Le rescapé de la traction avant

Le 21 août 1944 une traction avant immatriculée 9835 RK 4 est stoppée par le tir d’une patrouille allemande sur le boulevard Magenta près de la gare du Nord et vient s’encastrer dans la vitrine du magasin de porcelaine d’André Tantot au numéro 132. Les soldats sortent les blessés du véhicule et les achèvent. Lire Les passagers de la traction avant. 

Selon la plaque commémorative que l’on trouve sur place, ce 21 août cinq FFI non identifiés ont été tués ici tandis que parmi les passagers du véhicule on relève trois blessés et deux tués : Gary Brulé et Yvan El Daroff. Au cours de mon enquête j’ai pu identifier deux FFI du 10ème arrondissement morts : Jean-Jacques Désiront et Edmond Mus et un passager de la traction grièvement blessé qui survivra : Edmond Bouchetou.

Grâce à Anne Lignais nous pouvons mettre un nom sur un deuxième FFI blessé dans la voiture, son père Georges à peine âgé de 18 ans.

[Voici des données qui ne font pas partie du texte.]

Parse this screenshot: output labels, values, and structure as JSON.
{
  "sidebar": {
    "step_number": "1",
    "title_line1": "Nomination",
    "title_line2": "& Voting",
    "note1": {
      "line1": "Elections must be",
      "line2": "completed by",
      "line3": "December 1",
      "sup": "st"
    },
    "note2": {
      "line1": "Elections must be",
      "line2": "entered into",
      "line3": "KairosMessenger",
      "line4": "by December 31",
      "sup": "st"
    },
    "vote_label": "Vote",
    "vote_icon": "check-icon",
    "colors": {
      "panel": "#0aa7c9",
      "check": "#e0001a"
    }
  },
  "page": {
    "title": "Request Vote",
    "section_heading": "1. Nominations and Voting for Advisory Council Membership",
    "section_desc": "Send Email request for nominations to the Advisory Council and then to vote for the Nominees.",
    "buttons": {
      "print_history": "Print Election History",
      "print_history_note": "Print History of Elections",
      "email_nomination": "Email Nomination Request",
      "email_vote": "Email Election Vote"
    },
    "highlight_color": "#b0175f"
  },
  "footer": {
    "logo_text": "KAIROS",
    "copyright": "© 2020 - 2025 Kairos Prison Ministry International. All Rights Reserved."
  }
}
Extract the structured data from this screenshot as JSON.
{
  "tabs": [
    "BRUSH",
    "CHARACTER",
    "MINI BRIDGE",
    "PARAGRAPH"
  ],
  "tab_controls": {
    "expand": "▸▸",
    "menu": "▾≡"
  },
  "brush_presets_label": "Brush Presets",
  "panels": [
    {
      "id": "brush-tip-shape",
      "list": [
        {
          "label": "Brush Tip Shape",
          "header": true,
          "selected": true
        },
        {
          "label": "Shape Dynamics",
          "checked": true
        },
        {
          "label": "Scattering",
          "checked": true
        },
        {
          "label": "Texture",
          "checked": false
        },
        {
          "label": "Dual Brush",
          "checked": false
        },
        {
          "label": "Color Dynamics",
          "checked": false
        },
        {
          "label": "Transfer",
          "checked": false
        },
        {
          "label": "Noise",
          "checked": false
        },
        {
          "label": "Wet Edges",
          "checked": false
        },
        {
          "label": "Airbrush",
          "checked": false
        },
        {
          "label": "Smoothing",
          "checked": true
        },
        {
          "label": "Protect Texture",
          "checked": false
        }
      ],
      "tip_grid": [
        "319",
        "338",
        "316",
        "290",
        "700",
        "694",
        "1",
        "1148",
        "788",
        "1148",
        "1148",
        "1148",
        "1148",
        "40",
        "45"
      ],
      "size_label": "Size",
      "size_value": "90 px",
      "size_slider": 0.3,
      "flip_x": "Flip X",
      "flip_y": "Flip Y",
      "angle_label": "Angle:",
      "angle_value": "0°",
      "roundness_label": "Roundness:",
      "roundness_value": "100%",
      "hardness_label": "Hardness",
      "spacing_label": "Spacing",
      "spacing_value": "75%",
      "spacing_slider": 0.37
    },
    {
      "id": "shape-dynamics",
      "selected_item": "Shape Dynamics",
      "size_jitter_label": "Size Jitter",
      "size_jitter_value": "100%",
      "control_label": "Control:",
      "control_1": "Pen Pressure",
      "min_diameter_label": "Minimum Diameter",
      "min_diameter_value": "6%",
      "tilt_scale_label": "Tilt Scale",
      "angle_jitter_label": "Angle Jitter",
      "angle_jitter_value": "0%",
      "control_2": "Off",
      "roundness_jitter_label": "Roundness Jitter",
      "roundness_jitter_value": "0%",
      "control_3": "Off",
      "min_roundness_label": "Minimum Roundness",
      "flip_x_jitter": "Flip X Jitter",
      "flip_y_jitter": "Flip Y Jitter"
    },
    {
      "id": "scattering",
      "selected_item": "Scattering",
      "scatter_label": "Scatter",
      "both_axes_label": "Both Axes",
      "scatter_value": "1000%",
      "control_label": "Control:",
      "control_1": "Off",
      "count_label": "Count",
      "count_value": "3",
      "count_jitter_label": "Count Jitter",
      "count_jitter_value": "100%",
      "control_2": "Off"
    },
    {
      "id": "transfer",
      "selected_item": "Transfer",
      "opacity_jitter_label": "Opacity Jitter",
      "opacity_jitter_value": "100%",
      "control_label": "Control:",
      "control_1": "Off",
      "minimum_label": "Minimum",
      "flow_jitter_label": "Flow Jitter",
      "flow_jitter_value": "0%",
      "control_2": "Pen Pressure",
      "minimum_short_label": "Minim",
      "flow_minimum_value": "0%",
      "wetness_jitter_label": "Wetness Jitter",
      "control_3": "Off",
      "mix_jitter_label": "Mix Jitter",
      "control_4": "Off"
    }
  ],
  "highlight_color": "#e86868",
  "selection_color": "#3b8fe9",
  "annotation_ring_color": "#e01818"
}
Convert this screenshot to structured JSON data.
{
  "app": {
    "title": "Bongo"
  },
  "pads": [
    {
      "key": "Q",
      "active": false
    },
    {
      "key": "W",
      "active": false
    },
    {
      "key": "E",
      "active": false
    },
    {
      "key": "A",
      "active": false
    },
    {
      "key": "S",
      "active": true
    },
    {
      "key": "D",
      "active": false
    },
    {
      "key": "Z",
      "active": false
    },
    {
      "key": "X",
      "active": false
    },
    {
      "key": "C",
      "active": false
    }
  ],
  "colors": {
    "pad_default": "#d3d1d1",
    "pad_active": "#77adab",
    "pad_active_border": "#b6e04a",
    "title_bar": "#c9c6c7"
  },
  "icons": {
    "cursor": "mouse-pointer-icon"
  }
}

Fils d’un Alsacien ayant connu l’occupation allemande jusqu’à la Grande Guerre et d’une institutrice progressiste de la région de Méru dans l’Oise, Georges est apprenti chez un maître joaillier de la rue de Saussure dans le 17ème. L’une de ses sœurs est apprentie modiste, la deuxième suit des cours dans une école d’esthétique. L’une des spécialités de Georges dans la résistance, la récupération de douilles et le sertissage de balles.

Georges Lignais fait partie de l’expédition de la traction avant envoyée récupérer des armes et des munitions dans un dépôt à Saint-Ouen. Au cours de la fusillade une balle le touche à la tête, une autre lui traverse la jambe. Un soldat allemand s’approche pour achever les blessés. Georges est recouvert du sang de ses camarades et fait le mort, évitant ainsi le coup de grâce. Quand un autre soldat se penche pour lui voler sa montre il reste immobile puis perd connaissance. Quelques minutes plus tard une infirmière constate qu’il respire encore ; il est dirigé vers un hôpital où après plusieurs jours d’angoisse sa famille peut enfin le retrouver. 

Sur la photographie de gauche un soldat se penche sur un corps. Pour lui voler sa montre ?

Georges Lignais détestait parler de son aventure sauf en riant avec son petit-fils à qui il expliquait qu’il lui manquait un bout d’oreille.